Independence Tests
Assuming we have the following data:
>>> import numpy as np, pandas as pd
>>>
>>> X = np.random.normal(loc=0, scale=1, size=1000)
>>> Y = 2 * X + np.random.normal(loc=0, scale=1, size=1000)
>>> Z = 3 * Y + np.random.normal(loc=0, scale=1, size=1000)
>>> data = pd.DataFrame(data=dict(X=X, Y=Y, Z=Z))

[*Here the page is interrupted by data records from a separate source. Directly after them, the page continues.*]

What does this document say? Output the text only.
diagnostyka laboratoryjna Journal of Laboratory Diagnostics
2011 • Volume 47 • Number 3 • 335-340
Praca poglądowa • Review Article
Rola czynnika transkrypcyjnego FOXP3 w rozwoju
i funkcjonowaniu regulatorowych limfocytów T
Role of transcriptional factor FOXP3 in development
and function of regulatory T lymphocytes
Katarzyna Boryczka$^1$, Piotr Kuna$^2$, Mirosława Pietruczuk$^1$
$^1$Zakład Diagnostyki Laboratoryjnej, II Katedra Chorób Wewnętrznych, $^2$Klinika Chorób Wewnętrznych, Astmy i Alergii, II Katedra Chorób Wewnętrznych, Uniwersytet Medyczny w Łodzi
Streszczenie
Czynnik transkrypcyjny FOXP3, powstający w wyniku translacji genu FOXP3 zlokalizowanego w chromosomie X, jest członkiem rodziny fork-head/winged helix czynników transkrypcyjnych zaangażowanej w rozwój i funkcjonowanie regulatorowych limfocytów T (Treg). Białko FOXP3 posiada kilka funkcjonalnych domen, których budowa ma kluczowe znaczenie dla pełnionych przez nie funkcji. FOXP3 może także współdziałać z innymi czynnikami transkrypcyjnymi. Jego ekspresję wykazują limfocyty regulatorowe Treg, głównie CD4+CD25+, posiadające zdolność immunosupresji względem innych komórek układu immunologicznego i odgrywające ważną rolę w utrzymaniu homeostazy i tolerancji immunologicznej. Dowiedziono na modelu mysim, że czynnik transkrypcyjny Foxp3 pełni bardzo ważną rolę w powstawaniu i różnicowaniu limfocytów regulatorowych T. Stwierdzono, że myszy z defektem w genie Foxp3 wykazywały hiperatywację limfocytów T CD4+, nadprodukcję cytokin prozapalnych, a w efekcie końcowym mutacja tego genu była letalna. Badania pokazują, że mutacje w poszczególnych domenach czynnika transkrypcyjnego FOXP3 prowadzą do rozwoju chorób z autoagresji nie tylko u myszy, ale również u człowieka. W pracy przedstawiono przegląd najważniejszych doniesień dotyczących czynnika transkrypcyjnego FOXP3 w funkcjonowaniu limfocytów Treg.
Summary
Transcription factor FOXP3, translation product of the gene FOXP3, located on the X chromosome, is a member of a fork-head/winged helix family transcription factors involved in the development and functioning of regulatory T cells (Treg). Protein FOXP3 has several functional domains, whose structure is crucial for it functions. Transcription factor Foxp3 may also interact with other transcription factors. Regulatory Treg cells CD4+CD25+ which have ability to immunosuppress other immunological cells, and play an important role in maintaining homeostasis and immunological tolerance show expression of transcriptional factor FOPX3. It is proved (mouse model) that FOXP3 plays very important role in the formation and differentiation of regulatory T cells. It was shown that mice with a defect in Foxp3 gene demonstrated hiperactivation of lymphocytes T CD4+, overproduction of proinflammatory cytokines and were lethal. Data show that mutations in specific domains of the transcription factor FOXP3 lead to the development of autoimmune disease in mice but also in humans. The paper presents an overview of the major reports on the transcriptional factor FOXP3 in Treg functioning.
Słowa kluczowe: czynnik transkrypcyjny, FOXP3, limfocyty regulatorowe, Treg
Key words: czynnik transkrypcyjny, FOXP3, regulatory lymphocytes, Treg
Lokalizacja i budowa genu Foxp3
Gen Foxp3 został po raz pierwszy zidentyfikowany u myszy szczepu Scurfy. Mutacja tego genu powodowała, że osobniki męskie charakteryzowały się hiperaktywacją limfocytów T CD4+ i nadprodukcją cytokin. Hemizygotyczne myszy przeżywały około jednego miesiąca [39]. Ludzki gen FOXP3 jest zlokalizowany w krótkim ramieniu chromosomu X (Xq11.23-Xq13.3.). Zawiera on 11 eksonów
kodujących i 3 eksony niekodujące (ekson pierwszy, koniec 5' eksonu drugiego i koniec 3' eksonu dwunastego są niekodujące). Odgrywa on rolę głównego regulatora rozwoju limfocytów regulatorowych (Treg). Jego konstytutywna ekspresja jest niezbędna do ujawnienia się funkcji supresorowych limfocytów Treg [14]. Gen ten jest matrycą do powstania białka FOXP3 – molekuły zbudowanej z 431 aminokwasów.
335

To test whether \(X\) is conditionally independent of \(Z\) given \(Y\) using the kernel dependence measure, all you need to do is:
>>> import dowhy.gcm as gcm
>>>
>>> # Null hypothesis: x is independent of y given z
>>> p_value = gcm.independence_test(X, Z, conditioned_on=Y, method='kernel')
>>> p_value
0.48386151342564865
If we define a threshold of, for instance, 0.05, we would only reject independence if the p-value falls below this. Note that we can strictly speaking only reject independence, but cannot accept it if the p-value is above the threshold. However, in practice, one might still consider the result above as some evidence that the variables are conditionally independent. This is also what we would expect, given that we generated the data using the causal graph \(X \rightarrow Y \rightarrow Z\), where Z is conditionally independent of \(X\) given \(Y\).
To test whether \(X\) is independent of \(Z\) (without conditioning on \(Y\)), we can use the same function without the third argument.
>>> # Null hypothesis: x is independent of y
>>> p_value = gcm.independence_test(X, Z, method='kernel')
>>> p_value
0.0
Again, we can define a threshold of 0.05, but this time the p-value is clearly below this threshold and we can clearly reject the null hypothesis of independence. This is, \(X\) and \(Z\) are dependent on each other. Again, this is what we would expect, since \(Z\) is dependent on \(Y\) and \(Y\) is dependent on \(X\), but we don’t condition on \(Y\).